Tuesday, 14 February 2017

Il Trovatore

by Giuseppe Verdi (libretto Salvadore Cammarano)

seen at Covent Garden on 9 February 2017

Richard Farnes conducted David Bösch's production of Il Trovatore (here revived by Julia Burbach) with Lianna Haroutounian as Leonora, Anita Rachvelishvili as Azucena, Gregory Kunde as Manrico, Vitaly Bilyy as the Count di Luna and Alexander Tsymbalyuk as Ferrando. The set was designed by Partick Bannwart and lit by Olaf Winter, and the costumes designed by Meentje Nielsen.

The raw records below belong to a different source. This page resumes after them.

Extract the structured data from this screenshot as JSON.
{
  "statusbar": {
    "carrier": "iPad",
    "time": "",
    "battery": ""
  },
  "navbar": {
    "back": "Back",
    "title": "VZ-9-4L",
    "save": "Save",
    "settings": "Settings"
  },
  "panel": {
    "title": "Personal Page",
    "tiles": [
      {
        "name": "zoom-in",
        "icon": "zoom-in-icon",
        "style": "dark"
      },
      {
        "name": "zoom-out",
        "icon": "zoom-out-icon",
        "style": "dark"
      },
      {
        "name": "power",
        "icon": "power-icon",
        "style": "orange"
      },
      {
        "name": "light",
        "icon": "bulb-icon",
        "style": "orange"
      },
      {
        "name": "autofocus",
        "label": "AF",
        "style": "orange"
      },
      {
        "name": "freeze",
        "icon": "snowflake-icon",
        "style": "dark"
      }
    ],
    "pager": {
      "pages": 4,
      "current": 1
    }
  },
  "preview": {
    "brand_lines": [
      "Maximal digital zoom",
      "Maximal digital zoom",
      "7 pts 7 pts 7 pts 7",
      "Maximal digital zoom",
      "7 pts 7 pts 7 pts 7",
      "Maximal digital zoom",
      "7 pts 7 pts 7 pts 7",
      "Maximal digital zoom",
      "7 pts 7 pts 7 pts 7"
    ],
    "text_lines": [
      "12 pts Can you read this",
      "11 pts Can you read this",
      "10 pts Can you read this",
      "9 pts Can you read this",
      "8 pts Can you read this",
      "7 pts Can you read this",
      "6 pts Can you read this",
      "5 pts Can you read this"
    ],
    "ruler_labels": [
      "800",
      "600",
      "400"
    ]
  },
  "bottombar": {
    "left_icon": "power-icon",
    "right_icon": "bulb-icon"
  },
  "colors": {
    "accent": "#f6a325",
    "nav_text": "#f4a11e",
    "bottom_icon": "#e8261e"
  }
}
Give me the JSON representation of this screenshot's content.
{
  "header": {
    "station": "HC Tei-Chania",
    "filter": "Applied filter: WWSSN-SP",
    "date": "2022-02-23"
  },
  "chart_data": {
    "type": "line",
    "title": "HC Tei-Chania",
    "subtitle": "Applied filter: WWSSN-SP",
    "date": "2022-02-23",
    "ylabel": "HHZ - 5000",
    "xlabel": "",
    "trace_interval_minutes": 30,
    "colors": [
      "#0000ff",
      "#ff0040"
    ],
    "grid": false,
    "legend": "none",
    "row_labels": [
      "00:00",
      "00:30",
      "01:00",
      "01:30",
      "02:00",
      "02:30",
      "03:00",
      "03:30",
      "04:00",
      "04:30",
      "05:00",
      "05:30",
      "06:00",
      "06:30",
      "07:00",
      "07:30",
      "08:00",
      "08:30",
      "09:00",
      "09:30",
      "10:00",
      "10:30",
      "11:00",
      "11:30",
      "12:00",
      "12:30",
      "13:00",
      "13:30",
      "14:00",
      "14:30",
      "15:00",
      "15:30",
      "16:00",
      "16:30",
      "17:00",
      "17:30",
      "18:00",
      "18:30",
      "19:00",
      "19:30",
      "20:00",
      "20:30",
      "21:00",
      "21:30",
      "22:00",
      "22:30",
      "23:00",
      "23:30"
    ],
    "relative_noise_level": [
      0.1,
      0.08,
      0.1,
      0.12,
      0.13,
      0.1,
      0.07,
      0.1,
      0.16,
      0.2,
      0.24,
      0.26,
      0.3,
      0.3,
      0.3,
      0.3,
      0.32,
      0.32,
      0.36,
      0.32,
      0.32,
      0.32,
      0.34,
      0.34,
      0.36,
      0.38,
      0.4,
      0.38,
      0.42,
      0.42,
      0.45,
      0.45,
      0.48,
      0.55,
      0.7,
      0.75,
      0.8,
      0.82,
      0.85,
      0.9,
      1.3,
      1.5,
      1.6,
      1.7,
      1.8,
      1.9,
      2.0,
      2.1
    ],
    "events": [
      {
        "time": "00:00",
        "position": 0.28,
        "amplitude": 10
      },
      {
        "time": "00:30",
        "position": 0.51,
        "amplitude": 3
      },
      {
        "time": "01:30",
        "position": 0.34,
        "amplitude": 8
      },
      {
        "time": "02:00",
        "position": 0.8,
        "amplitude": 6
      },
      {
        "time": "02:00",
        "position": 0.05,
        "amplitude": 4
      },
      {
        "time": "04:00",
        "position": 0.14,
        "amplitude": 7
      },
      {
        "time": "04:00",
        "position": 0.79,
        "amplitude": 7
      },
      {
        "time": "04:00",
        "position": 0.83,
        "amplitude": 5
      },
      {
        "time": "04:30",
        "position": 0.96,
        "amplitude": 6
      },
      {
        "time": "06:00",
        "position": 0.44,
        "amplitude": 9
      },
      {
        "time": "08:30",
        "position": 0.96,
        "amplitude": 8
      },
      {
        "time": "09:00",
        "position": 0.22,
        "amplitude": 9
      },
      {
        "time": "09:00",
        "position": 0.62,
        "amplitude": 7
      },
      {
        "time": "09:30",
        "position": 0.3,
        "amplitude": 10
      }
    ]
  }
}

This famous opera, often lampooned for its structural awkwardness, narrative complexity and gruesome subject matter, remains both popular and powerful. The original 15th century setting has here been modernised - there are guns, a tank and a rather dinky gypsy caravan - but the pervasive cruelty and lawlessness of war, and its insidious encouragement of vendetta and vengeance, is by no means diminished. The setting, apart from these props, is not especially detailed or realistic - no forbidding prisons or romantic balconies, but rather an open wintry expanse with denuded trees, relieved occasionally by some startling back projections which resonate more with the psychological state of the characters than with any real physical environment.